Yuting's "Only One" Performance at SOTA

Happy post first (:

I would like to congratulate my fellow dancemate here, Keryn aka GekTheng! All the hardwork had paid off! Very happy to hear that you joined Frontier Danceland and went overseas to perform for the company! Great accomplishments! (:
Gonna spam pictures already cause I'm not in the mood to write much for today (sorry :x)

Dinner with Adrian before the performance starts!


We ordered Choco Mint MilkTea + Generous amount of mini pearls! <3



My latest camwhore photo. No more of this until I get my face to recover :'(

Having fun outside the theatre!

Posing time!




Quick Shot of the 2nd half of the show!

Dialogue session with the choreographers & music editor!

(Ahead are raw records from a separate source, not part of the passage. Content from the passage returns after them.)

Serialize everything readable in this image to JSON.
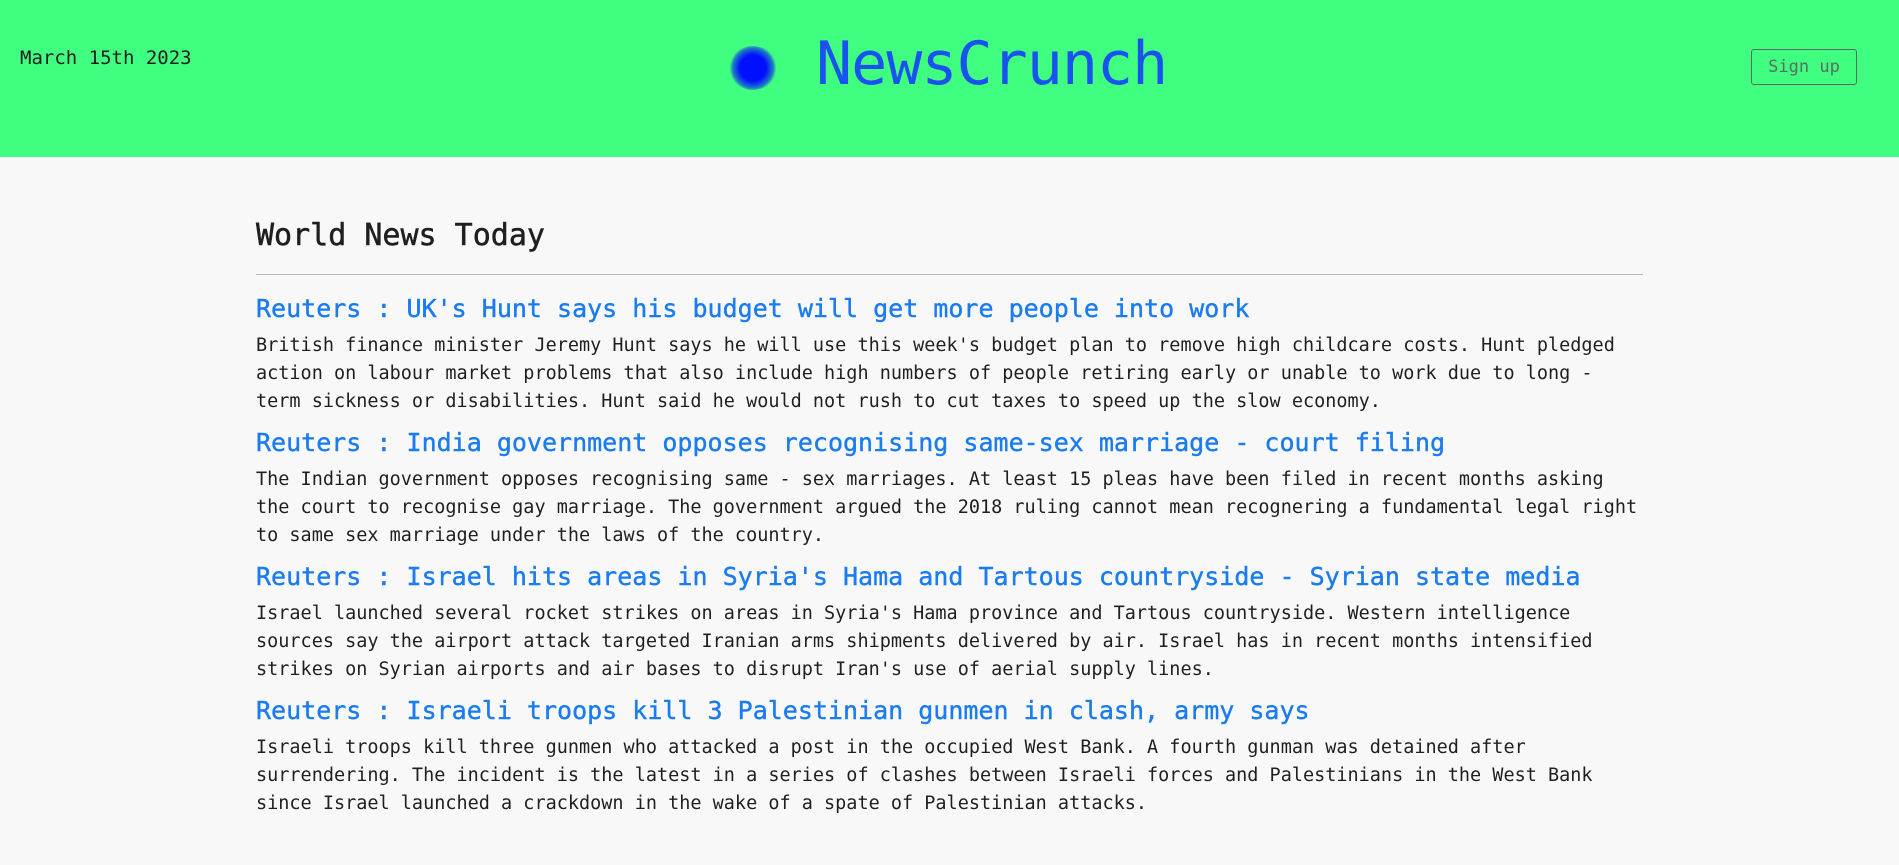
{
  "header": {
    "date": "March 15th 2023",
    "brand": "NewsCrunch",
    "signup_label": "Sign up"
  },
  "colors": {
    "header_bg": "#40ff80",
    "brand": "#1a52f0",
    "link": "#1a7cf0",
    "logo_dot": "#0010ff"
  },
  "main": {
    "title": "World News Today",
    "articles": [
      {
        "headline": "Reuters : UK's Hunt says his budget will get more people into work",
        "summary": "British finance minister Jeremy Hunt says he will use this week's budget plan to remove high childcare costs. Hunt pledged action on labour market problems that also include high numbers of people retiring early or unable to work due to long - term sickness or disabilities. Hunt said he would not rush to cut taxes to speed up the slow economy."
      },
      {
        "headline": "Reuters : India government opposes recognising same-sex marriage - court filing",
        "summary": "The Indian government opposes recognising same - sex marriages. At least 15 pleas have been filed in recent months asking the court to recognise gay marriage. The government argued the 2018 ruling cannot mean recognering a fundamental legal right to same sex marriage under the laws of the country."
      },
      {
        "headline": "Reuters : Israel hits areas in Syria's Hama and Tartous countryside - Syrian state media",
        "summary": "Israel launched several rocket strikes on areas in Syria's Hama province and Tartous countryside. Western intelligence sources say the airport attack targeted Iranian arms shipments delivered by air. Israel has in recent months intensified strikes on Syrian airports and air bases to disrupt Iran's use of aerial supply lines."
      },
      {
        "headline": "Reuters : Israeli troops kill 3 Palestinian gunmen in clash, army says",
        "summary": "Israeli troops kill three gunmen who attacked a post in the occupied West Bank. A fourth gunman was detained after surrendering. The incident is the latest in a series of clashes between Israeli forces and Palestinians in the West Bank since Israel launched a crackdown in the wake of a spate of Palestinian attacks."
      }
    ]
  }
}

Yuting's Graduation Photos! :p








Current D3 members!

Alright, now for the sad news. As I've been very itchy-minded these few months and stupidly tried on several facial cleansers from well-known brands like Artisry, Clinique, Eucerin, & now, my face is ruined. Even if I use back my previous cleanser, it's like no use anymore. My face has large amount of outbreaks and I can see that pimples scar ain't going away at all. I've to use makeup to cover up the flaws and when I don't wear makeup at all, I feel inferior, totally no confidence at all. As you can see, there's lesser of my camwhore nowadays b'cause I'm hideous. Everytime when I look in the mirror, I'll definitely teared. I looked back at my old photos and saw how flawless (or not as hideous as now) my cheeks were, how confident I was when I was taking pictures for myself.
Today, when i was queuing up for food with Christine, I literally covered my face with my wallet and always avoid eye contact with everybody else. I have no confidence at all. I'll always look down on the floor or cover my face with my hair when I'm not with makeup.
I've ruined my face b'cause I want to try something new, b'cause 我嫌钱多,我爱美,我不怕死. But now, I'm depressed. I just don't feel like stepping out of the house anymore. I hate my looks, I hate everything about me.
Should I revert back to my previous routine? Go back to the same facial centre, use back the same cleanser and spend more money to find back my confidence? Will all these be worthwhile? 2 more months & it will be my 21st birthday. I don't want to be hideous on my birthday. I don't want to be ugly and fat.